This recipe is a derivative of the trending 2 ingredient– egg and banana– pancake batter. I wanted to come up with a vegan alternative that contained even more fiber and density, as the aforementioned option is a rather thin viscosity.

Because I wanted this to be a completely vegan meal, I chose coconut oil to fry the pancakes in. I find that dressing the pancake in fat (butter) after is unnecessary because of the oil that is absorbed during the frying process. Please always use organic local or Vermont maple syrup only.
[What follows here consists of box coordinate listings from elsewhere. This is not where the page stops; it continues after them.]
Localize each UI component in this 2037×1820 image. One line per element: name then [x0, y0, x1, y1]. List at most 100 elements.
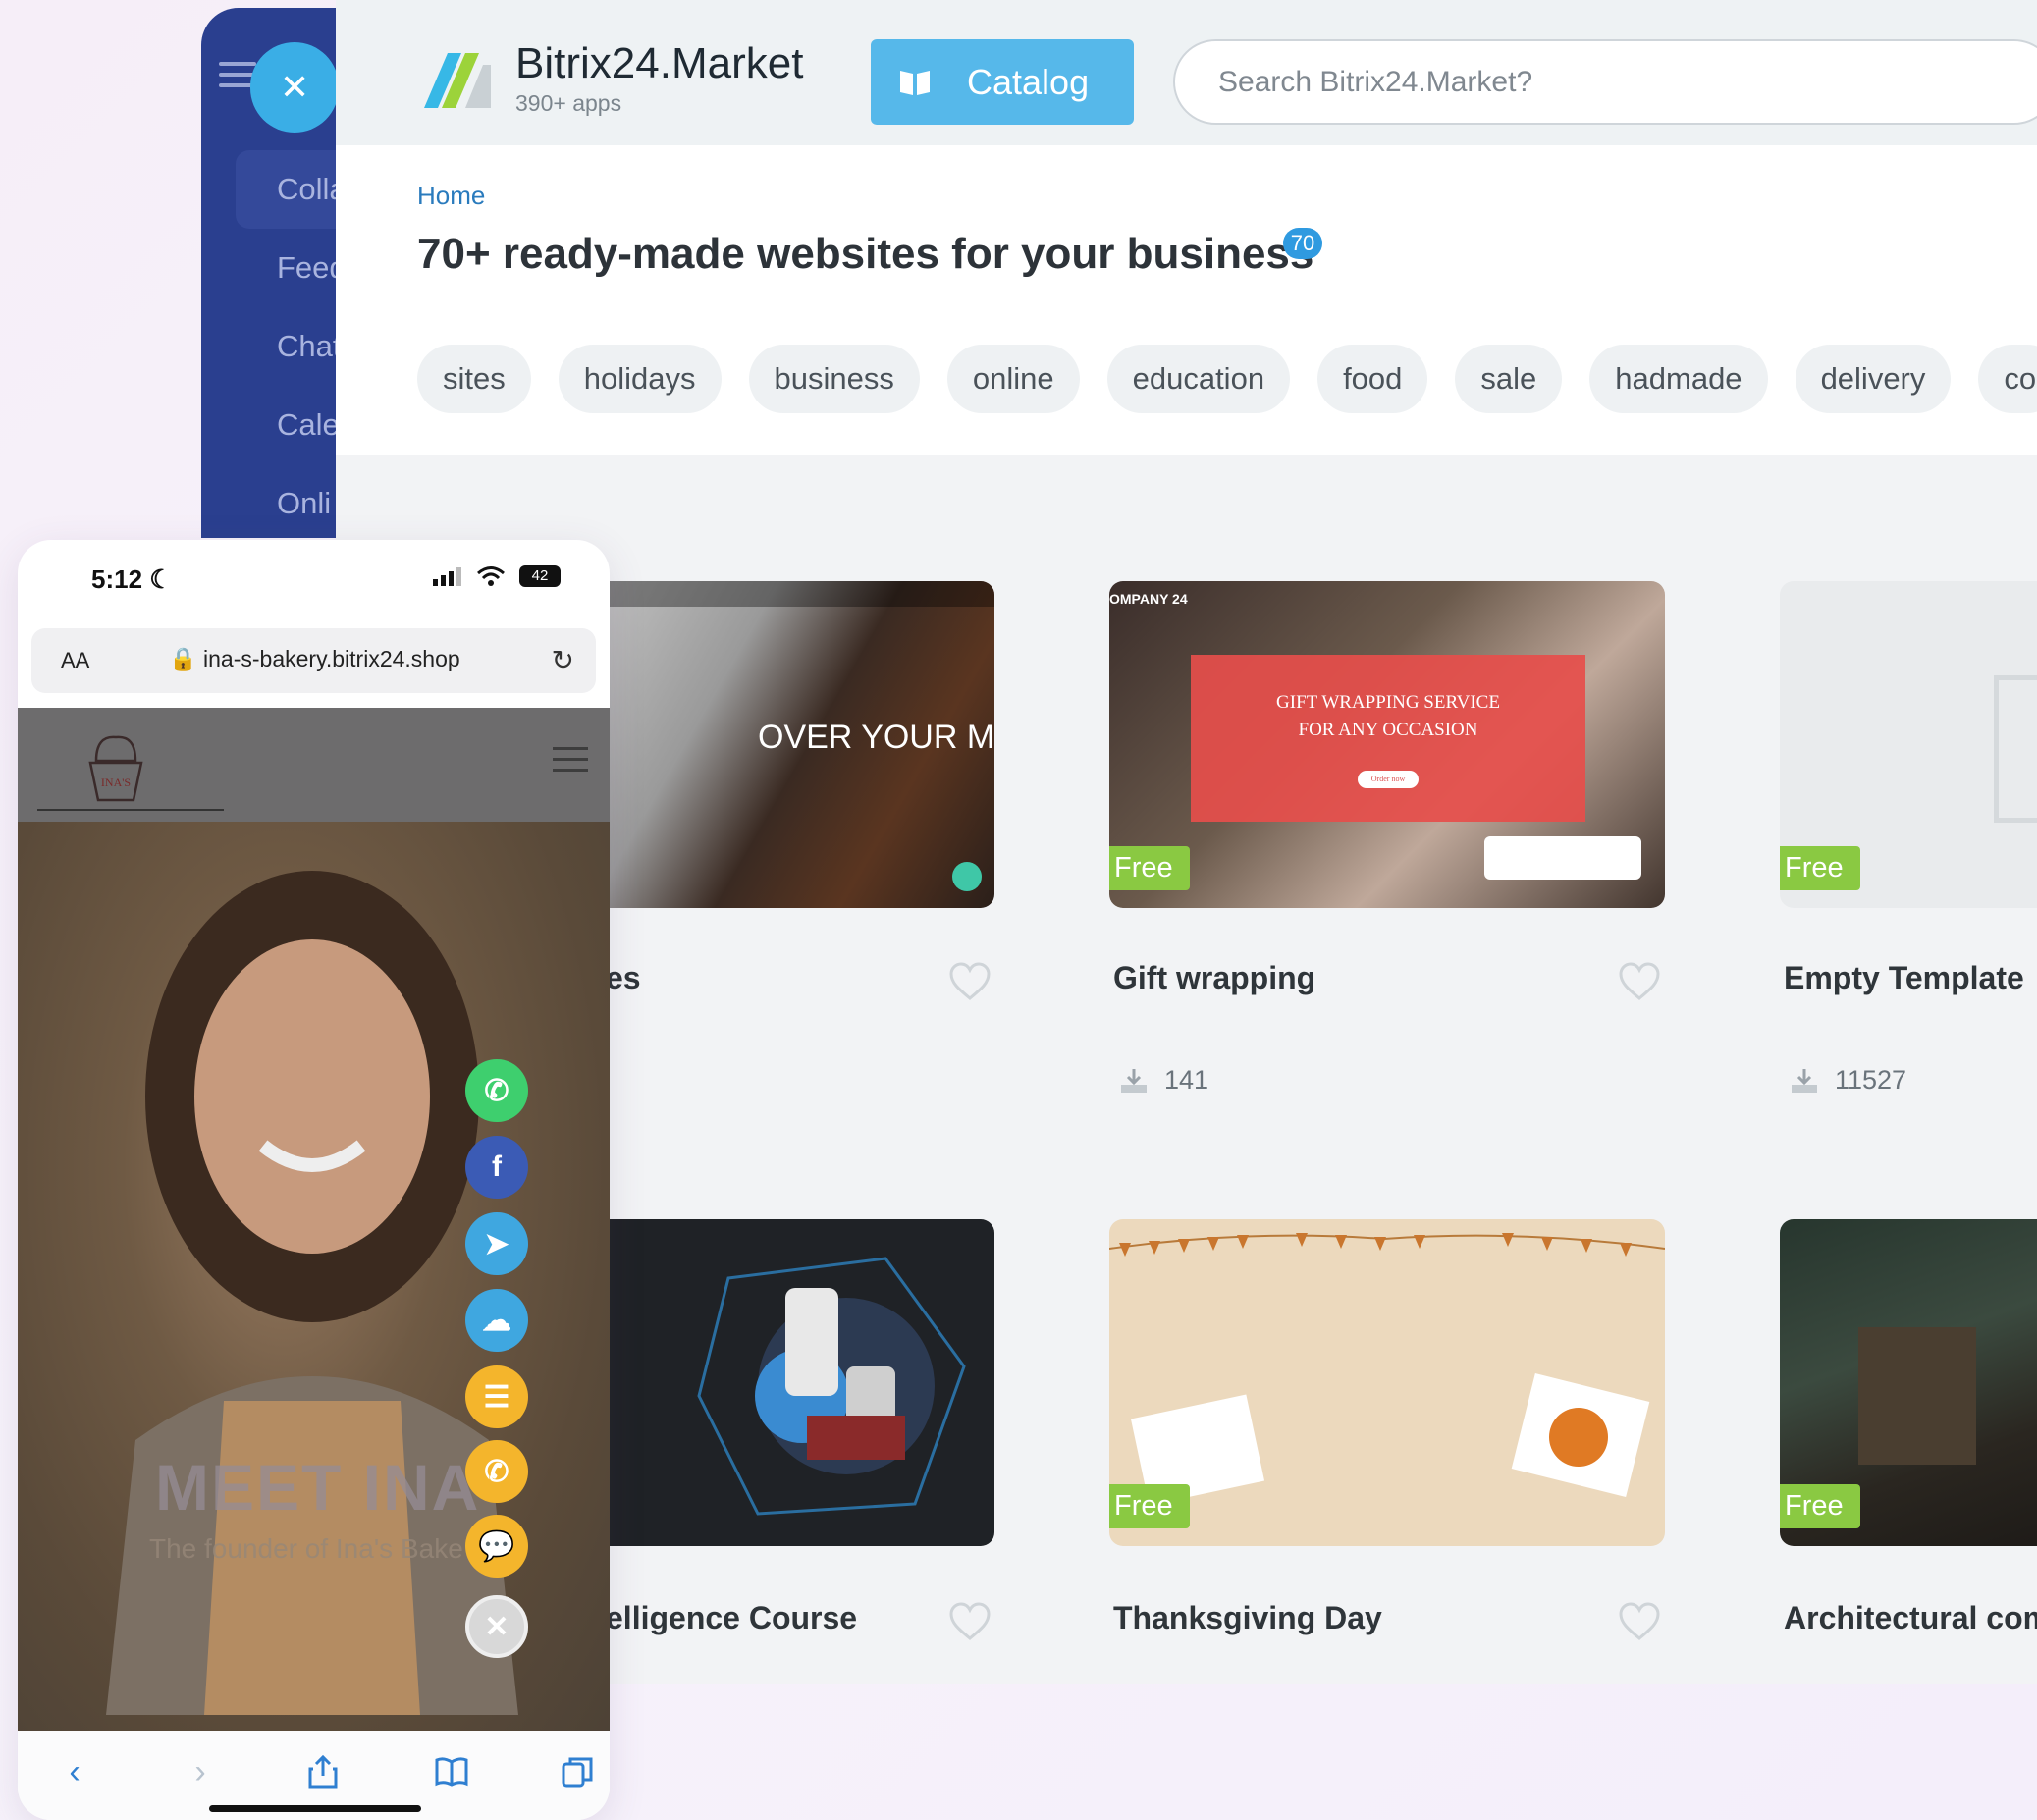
favorite-heart-icon[interactable]	[1618, 1602, 1661, 1641]
tag-delivery[interactable]: delivery	[1795, 345, 1952, 413]
live-chat-button[interactable]: 💬	[465, 1515, 528, 1578]
book-icon	[900, 70, 930, 95]
card-title-architecture[interactable]: Architectural com	[1784, 1600, 2037, 1636]
site-menu-icon[interactable]	[553, 747, 588, 779]
tag-list: sites holidays business online education…	[417, 345, 2037, 413]
tag-holidays[interactable]: holidays	[558, 345, 722, 413]
url-text: 🔒 ina-s-bakery.bitrix24.shop	[169, 646, 460, 671]
preview-promo-box: GIFT WRAPPING SERVICE FOR ANY OCCASION O…	[1191, 655, 1585, 822]
preview-promo-line-2: FOR ANY OCCASION	[1298, 720, 1478, 740]
tag-online[interactable]: online	[946, 345, 1080, 413]
home-indicator	[209, 1805, 421, 1812]
download-icon	[1121, 1068, 1147, 1093]
close-slider-button[interactable]: ✕	[250, 42, 339, 133]
tag-food[interactable]: food	[1317, 345, 1428, 413]
free-badge: Free	[1780, 1484, 1860, 1528]
back-icon[interactable]: ‹	[57, 1754, 92, 1790]
card-title-gift[interactable]: Gift wrapping	[1113, 960, 1315, 996]
bitrix-market-logo-icon	[424, 53, 491, 108]
moon-icon: ☾	[149, 564, 173, 594]
woman-portrait	[106, 871, 518, 1715]
chat-icon: 💬	[478, 1529, 515, 1563]
catalog-label: Catalog	[967, 61, 1090, 102]
svg-text:INA'S: INA'S	[101, 776, 131, 789]
market-content-header: Home 70+ ready-made websites for your bu…	[336, 145, 2037, 455]
status-icons: 42	[433, 565, 561, 587]
tag-sale[interactable]: sale	[1455, 345, 1563, 413]
address-bar[interactable]: AA 🔒 ina-s-bakery.bitrix24.shop ↻	[31, 628, 596, 693]
template-placeholder-frame	[1994, 675, 2037, 823]
forward-icon[interactable]: ›	[183, 1754, 218, 1790]
whatsapp-icon: ✆	[484, 1074, 509, 1107]
card-title-thanksgiving[interactable]: Thanksgiving Day	[1113, 1600, 1382, 1636]
tag-more[interactable]: co	[1978, 345, 2037, 413]
reader-aa-button[interactable]: AA	[61, 648, 89, 673]
bookmarks-icon[interactable]	[434, 1754, 469, 1790]
browser-toolbar: ‹ ›	[18, 1731, 610, 1820]
bakery-site: INA'S MEET INA The founder of Ina's Bake…	[18, 708, 610, 1731]
market-header: Bitrix24.Market 390+ apps Catalog	[336, 0, 2037, 145]
whatsapp-button[interactable]: ✆	[465, 1059, 528, 1122]
tag-education[interactable]: education	[1106, 345, 1291, 413]
preview-promo-line-1: GIFT WRAPPING SERVICE	[1276, 692, 1500, 713]
favorite-heart-icon[interactable]	[948, 1602, 992, 1641]
preview-review-card	[1484, 836, 1641, 880]
card-image-thanksgiving[interactable]: Free	[1109, 1219, 1665, 1546]
telegram-icon: ➤	[484, 1227, 509, 1260]
download-count-value: 141	[1164, 1065, 1209, 1095]
bakery-header: INA'S	[18, 708, 610, 822]
card-image-empty[interactable]: Free	[1780, 581, 2037, 908]
preview-nav-bar	[562, 581, 994, 607]
logo-underline	[37, 809, 224, 811]
tabs-icon[interactable]	[560, 1754, 595, 1790]
telegram-button[interactable]: ➤	[465, 1212, 528, 1275]
free-badge: Free	[1109, 1484, 1190, 1528]
close-icon: ✕	[484, 1610, 509, 1643]
market-search[interactable]	[1173, 39, 2037, 125]
hero-photo: MEET INA The founder of Ina's Bake	[18, 822, 610, 1731]
hero-title: MEET INA	[155, 1451, 481, 1524]
lock-icon: 🔒	[169, 646, 197, 671]
form-icon: ☰	[483, 1380, 510, 1414]
form-button[interactable]: ☰	[465, 1365, 528, 1428]
card-image-gift[interactable]: OMPANY 24 GIFT WRAPPING SERVICE FOR ANY …	[1109, 581, 1665, 908]
chat-widget-icon	[952, 862, 982, 891]
cloud-chat-button[interactable]: ☁	[465, 1289, 528, 1352]
card-image-ai-course[interactable]	[562, 1219, 994, 1546]
signal-icon	[433, 567, 461, 586]
hero-subtitle: The founder of Ina's Bake	[149, 1533, 463, 1564]
card-image-headline: OVER YOUR MUSIC	[758, 719, 994, 756]
tag-handmade[interactable]: hadmade	[1589, 345, 1768, 413]
search-input[interactable]	[1175, 41, 2037, 123]
phone-icon: ✆	[484, 1455, 509, 1488]
preview-order-button: Order now	[1358, 771, 1419, 788]
catalog-button[interactable]: Catalog	[871, 39, 1134, 125]
cupcake-logo-icon: INA'S	[88, 735, 143, 802]
facebook-button[interactable]: f	[465, 1136, 528, 1199]
close-icon: ✕	[280, 67, 310, 107]
favorite-heart-icon[interactable]	[948, 962, 992, 1001]
close-widget-button[interactable]: ✕	[465, 1595, 528, 1658]
reload-icon[interactable]: ↻	[552, 644, 574, 676]
callback-button[interactable]: ✆	[465, 1440, 528, 1503]
status-bar: 5:12 ☾ 42	[18, 540, 610, 618]
tag-sites[interactable]: sites	[417, 345, 531, 413]
status-time: 5:12 ☾	[91, 564, 173, 594]
free-badge: Free	[1780, 846, 1860, 890]
free-badge: Free	[1109, 846, 1190, 890]
breadcrumb[interactable]: Home	[417, 181, 485, 211]
preview-bunting-art	[1109, 1233, 1665, 1506]
share-icon[interactable]	[305, 1754, 341, 1790]
card-image-architecture[interactable]: Free	[1780, 1219, 2037, 1546]
card-title-ai-course[interactable]: elligence Course	[606, 1600, 857, 1636]
download-count: 141	[1119, 1065, 1208, 1096]
card-title-empty[interactable]: Empty Template	[1784, 960, 2024, 996]
cloud-icon: ☁	[482, 1304, 511, 1337]
preview-building	[1858, 1327, 1976, 1465]
card-image-music[interactable]: OVER YOUR MUSIC	[562, 581, 994, 908]
logo-subtitle: 390+ apps	[515, 90, 622, 116]
count-badge: 70	[1283, 228, 1322, 259]
favorite-heart-icon[interactable]	[1618, 962, 1661, 1001]
card-title-music[interactable]: es	[606, 960, 641, 996]
tag-business[interactable]: business	[748, 345, 920, 413]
Feel free to top with dark chocolate chips, berries, nuts or any other topping of choice. Pictured above, I added a little whipped coconut cream and toasted coconut flakes.

servings: 2
total time: 10 mins

  • 1 tablespoon extra virgin coconut oil
  • 1 banana
  • 2 tablespoons ground flaxseed meal
  • 1/3 cup water
  • 1 tablespoon hemp seeds
  • 1 tablespoon chia seeds
  • 1/4 cup almond flour
  • 1 teaspoon baking powder
  • 1 teaspoon cinnamon
  • 1/2 teaspoon sea salt
Heat coconut oil in a skillet over medium heat. Mash banana with a fork in a medium size bowl. In a separate small bowl combine flaxseed meal and water and stir; set aside. Combine hemp seeds, chia seeds, almond flour, baking powder, cinnamon and salt in another small bowl. Add flax mixture into banana, and combine evenly. Add the dry ingredients into the wet ingredients and mix to an even consistency is reached. Scoop 1oz portions into the pan and allow to cook for about 2-3 minutes. The pancakes will be dense, so feel free to lightly push down on them with the back of the spatula. Allow to cook on the other side for 2-3 minutes. Serve with whatever topping is desired!